The world of finance is vast and varied. We can find different types of products and services along with a huge amount of financial intermediaries ready to help us invest our savings. As you have surely noticed, it is no longer convenient to invest or leave your money to traditional banks … For this reason a change of pace is necessary. In my opinion, the future of finance will be in the context of crytpo currencies, useful for cutting down the costs related to inflation and the holding of traditional currencies which today are nothing more than junk paper.
Today’s topic is about intermediaries in the world of cryptocurrencies, which from the comfort of our house will allow us to invest and let our savings grow in different ways. We can identify these intermediaries in the system “centralized finance” aka CeFi. What does it mean? Investors entrust their investments to certain business, in this case operating in the crypto and blockchain world. Against a fee, the business deliver a service and guarantee customer service and security at a corporate level.
There are different types of CeFi platforms in the world of crypto currencies, each of them has a different business model and responds to different laws depending on the location in which they are.

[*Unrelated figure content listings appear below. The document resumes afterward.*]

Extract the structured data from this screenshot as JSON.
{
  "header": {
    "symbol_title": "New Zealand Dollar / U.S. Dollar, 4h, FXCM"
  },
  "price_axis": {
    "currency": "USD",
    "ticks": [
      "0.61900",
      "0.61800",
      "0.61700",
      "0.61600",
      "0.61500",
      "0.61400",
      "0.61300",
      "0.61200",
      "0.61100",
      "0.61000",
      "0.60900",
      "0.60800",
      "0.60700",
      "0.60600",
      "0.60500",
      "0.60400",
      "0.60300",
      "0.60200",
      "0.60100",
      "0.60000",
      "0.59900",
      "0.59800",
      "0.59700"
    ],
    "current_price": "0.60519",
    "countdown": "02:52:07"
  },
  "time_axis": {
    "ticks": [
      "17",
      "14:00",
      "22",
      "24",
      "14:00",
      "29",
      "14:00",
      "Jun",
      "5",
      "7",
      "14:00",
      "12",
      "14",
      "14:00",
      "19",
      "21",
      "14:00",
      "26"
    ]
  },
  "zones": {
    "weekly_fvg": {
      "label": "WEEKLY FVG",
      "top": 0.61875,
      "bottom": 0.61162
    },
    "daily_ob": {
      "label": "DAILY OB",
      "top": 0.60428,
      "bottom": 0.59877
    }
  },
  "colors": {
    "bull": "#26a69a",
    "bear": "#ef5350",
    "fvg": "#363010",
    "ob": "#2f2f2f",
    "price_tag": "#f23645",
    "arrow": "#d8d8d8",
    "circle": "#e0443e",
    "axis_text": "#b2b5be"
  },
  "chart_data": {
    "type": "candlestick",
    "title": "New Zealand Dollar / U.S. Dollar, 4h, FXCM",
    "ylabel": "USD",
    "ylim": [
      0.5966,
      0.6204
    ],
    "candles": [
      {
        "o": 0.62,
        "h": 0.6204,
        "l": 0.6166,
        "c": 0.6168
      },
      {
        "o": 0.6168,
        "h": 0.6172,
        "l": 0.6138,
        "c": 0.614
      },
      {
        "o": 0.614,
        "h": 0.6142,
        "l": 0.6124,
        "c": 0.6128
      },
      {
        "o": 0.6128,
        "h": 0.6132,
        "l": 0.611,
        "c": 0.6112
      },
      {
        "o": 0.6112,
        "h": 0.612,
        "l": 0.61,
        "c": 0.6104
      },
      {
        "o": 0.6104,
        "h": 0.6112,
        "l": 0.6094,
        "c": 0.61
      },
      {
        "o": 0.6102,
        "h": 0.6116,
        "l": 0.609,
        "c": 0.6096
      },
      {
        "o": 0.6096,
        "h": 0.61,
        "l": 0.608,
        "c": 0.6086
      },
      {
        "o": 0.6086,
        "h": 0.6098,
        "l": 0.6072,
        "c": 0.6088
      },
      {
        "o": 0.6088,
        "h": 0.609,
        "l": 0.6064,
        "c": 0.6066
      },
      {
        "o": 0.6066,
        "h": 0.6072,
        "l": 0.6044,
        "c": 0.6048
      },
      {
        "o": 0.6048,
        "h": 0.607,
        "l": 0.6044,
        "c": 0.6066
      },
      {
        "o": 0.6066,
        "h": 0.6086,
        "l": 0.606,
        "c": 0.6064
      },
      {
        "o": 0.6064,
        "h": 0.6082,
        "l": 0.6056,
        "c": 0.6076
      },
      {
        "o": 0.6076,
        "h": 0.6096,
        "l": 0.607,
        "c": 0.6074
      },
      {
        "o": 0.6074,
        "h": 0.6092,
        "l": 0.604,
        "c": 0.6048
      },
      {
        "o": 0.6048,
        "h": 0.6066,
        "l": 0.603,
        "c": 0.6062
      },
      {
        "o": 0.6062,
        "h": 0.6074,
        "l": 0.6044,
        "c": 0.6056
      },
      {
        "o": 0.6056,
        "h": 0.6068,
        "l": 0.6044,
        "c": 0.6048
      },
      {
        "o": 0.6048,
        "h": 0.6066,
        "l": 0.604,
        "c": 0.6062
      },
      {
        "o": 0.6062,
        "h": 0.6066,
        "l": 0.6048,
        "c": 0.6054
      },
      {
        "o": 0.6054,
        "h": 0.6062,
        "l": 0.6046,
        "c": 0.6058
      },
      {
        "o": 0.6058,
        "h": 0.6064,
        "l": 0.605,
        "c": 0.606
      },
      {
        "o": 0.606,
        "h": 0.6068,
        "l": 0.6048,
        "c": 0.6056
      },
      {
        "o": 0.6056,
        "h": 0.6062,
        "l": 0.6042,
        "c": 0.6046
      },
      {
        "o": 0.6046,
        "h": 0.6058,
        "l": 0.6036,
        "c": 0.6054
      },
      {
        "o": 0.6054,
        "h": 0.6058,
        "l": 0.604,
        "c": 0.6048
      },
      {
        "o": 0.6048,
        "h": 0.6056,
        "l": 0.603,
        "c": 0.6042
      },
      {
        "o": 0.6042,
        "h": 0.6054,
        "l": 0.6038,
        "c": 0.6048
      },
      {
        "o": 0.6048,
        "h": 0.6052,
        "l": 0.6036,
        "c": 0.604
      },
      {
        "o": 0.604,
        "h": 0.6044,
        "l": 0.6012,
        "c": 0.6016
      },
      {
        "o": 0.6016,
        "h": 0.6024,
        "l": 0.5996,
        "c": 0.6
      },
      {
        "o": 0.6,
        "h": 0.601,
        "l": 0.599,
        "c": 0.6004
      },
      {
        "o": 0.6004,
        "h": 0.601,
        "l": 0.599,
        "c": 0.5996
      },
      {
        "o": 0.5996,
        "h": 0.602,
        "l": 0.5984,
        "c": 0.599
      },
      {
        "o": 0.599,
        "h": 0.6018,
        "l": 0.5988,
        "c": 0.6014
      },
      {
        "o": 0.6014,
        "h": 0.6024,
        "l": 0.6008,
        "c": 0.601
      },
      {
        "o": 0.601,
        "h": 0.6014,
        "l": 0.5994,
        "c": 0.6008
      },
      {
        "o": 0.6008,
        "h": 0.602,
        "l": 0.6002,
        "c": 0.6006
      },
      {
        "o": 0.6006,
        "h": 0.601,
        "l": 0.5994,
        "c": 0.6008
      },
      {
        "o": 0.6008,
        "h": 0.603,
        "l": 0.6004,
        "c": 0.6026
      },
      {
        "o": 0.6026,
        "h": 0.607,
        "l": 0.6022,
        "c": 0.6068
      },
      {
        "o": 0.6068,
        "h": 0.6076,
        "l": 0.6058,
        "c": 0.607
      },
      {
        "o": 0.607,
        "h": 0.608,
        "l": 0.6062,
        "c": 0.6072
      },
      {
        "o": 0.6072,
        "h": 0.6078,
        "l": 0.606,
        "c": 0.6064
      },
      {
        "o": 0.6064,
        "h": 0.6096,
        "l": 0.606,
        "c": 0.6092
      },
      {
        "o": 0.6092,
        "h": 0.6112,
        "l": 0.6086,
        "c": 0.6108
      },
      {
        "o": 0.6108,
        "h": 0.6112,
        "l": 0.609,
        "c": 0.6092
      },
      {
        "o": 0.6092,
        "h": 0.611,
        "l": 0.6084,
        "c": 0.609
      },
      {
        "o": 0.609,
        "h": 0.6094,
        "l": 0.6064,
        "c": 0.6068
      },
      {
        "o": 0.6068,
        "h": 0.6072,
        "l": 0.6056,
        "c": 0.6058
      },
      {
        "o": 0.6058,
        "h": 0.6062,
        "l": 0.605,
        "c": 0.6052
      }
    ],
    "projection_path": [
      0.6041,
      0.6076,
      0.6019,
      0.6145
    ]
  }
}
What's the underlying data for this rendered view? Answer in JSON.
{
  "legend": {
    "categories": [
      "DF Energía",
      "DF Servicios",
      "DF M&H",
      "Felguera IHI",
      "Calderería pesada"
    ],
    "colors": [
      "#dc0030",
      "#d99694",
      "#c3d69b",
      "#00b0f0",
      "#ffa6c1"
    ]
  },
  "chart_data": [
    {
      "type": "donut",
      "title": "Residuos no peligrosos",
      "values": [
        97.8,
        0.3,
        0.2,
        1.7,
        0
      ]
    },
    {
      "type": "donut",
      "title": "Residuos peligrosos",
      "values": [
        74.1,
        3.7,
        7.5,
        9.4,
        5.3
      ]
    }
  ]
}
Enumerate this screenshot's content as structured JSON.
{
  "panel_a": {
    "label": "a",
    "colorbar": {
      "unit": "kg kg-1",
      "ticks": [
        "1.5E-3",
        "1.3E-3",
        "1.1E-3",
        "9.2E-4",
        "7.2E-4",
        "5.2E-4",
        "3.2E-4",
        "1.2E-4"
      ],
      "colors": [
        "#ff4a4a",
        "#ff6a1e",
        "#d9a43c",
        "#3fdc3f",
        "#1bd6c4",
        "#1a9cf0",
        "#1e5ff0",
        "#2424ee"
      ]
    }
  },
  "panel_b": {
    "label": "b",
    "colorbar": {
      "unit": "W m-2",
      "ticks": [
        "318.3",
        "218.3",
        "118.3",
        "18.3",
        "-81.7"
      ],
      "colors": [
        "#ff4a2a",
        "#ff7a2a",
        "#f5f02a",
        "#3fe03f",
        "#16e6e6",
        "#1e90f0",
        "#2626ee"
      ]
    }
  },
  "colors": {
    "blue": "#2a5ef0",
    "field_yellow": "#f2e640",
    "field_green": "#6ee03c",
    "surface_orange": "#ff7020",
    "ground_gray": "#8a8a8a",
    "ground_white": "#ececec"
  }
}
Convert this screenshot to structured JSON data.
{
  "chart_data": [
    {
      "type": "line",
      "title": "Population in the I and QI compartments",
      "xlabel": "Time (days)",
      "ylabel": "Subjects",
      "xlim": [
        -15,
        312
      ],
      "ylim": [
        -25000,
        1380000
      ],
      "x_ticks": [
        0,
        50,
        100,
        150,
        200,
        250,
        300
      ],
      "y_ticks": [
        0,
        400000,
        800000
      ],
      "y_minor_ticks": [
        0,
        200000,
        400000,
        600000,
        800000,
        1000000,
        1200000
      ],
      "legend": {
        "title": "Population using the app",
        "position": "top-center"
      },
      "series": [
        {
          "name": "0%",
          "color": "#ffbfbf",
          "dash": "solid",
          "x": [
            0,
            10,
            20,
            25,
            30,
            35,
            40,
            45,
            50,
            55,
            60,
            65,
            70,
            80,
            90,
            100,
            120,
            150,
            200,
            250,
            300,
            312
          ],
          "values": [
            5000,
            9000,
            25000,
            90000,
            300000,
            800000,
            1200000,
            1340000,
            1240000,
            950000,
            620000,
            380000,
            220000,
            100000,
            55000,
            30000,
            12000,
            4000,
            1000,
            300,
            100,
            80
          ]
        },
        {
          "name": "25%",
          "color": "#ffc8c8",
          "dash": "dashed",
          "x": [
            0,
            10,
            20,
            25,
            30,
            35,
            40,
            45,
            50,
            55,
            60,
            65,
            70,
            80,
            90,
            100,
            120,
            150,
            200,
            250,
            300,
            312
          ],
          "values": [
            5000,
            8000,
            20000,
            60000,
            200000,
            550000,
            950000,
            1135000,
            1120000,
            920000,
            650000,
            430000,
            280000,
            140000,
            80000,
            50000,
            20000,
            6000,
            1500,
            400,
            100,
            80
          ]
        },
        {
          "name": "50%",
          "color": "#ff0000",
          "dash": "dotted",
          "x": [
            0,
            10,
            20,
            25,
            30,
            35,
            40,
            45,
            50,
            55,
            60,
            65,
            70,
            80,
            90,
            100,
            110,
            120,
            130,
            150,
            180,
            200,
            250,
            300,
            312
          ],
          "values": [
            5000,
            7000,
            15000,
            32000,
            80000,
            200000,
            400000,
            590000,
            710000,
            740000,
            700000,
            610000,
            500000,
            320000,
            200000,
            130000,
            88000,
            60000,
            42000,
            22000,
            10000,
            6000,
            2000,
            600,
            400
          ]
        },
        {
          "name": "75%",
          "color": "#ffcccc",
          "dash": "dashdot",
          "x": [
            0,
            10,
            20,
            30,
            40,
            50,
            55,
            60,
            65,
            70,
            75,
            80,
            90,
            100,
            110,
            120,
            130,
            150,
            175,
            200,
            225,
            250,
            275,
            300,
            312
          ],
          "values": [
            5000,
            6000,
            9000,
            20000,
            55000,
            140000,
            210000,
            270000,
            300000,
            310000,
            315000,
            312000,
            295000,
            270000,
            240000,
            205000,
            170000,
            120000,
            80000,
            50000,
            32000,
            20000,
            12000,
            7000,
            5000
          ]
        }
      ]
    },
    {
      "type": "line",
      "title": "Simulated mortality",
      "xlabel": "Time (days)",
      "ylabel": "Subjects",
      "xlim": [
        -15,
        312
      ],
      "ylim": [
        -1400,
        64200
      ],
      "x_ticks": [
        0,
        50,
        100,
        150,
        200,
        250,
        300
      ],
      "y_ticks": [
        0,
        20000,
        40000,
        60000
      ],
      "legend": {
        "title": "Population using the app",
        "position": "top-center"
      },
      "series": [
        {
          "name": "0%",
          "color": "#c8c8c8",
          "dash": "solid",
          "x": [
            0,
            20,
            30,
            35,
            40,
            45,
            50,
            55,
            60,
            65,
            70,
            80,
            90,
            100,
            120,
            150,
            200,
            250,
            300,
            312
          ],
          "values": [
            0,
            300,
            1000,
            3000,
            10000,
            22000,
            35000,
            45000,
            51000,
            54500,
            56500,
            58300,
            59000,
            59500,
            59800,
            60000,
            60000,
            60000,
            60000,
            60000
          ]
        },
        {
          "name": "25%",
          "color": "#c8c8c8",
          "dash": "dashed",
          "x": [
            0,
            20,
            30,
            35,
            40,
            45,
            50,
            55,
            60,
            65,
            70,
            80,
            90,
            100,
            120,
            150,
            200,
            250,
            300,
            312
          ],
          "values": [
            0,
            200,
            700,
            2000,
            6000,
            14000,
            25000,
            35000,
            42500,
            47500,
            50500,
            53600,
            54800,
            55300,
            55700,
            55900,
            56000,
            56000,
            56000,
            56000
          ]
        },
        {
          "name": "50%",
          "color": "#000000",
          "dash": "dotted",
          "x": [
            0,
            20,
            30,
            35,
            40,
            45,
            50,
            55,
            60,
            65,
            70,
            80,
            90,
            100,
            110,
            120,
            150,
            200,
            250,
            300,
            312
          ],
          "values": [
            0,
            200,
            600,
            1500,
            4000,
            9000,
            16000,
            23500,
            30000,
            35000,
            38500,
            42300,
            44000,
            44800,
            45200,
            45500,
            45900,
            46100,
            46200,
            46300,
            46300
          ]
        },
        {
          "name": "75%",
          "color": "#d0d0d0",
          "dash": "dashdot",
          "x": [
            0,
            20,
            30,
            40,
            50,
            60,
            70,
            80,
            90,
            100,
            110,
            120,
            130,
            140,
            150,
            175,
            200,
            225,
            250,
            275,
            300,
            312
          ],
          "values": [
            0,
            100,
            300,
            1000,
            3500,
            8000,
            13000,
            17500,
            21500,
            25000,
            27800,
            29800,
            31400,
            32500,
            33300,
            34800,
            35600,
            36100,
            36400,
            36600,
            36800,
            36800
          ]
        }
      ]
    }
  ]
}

Some focus more on the aspect of customer safety, others instead offer high returns against a monthly or annual block of customers investments… and so on… but more or less they offer the same type of service in terms of deposit of crypto currencies that may be volatile or stable and offer an annualized return (variable depending on the market situation).
How is it possible that by depositing our savings we can receive from 2% to 12% annualized (or even more) on our crypto from those businesses?
The answer is very simple, these companies use our funds, sometimes binding them for a period of at least 15 days, and use them to make their investments or more simply by lending large sums to large corporations or retail clients against a collateral. The loans and investments made by these CeFi platforms are at very low risk because backed by assets (such as NFTs) or crypto collateral and often on the platforms it is possible to see with extreme ease and transparency how our money are used to generate profit and therefore income for our portfolio.
We small investors can use various financial diversification strategies for our portfolio. So we can reduce the risks both at the crypto asset level and at the platform level by analyzing the market offer of the various centralized finance operators in the world of crypto and find the best returns (also called as Yield or Yield Farming) while at the same time focusing on security of our investments. Unlike the DeFi (Decentralized finance or rather in simple words a community finance system not controlled by one or a few individuals) platforms, which we will discuss on another occasion, our final returns will be lower but more secure because most of the CeFi platforms being managed by large companies have insurance and cyber security systems in place to be able to protect themselves and our funds.
By investing in different platforms it is therefore possible to diversify risk, access new investement opportunities and earn a passive return (albeit modest compared to DeFI but higher than traditional finance or banking systems) investing in a simple and safe way.
As mentioned previously there are different types of platforms, each has its own economy and internal management that allows them to manage funds. Most of the time these platforms are supported by a native crypto token that allows them to offer on that an high returns to customers and at the same time access to financing capital from investors, as if it was a stock of traditional markets.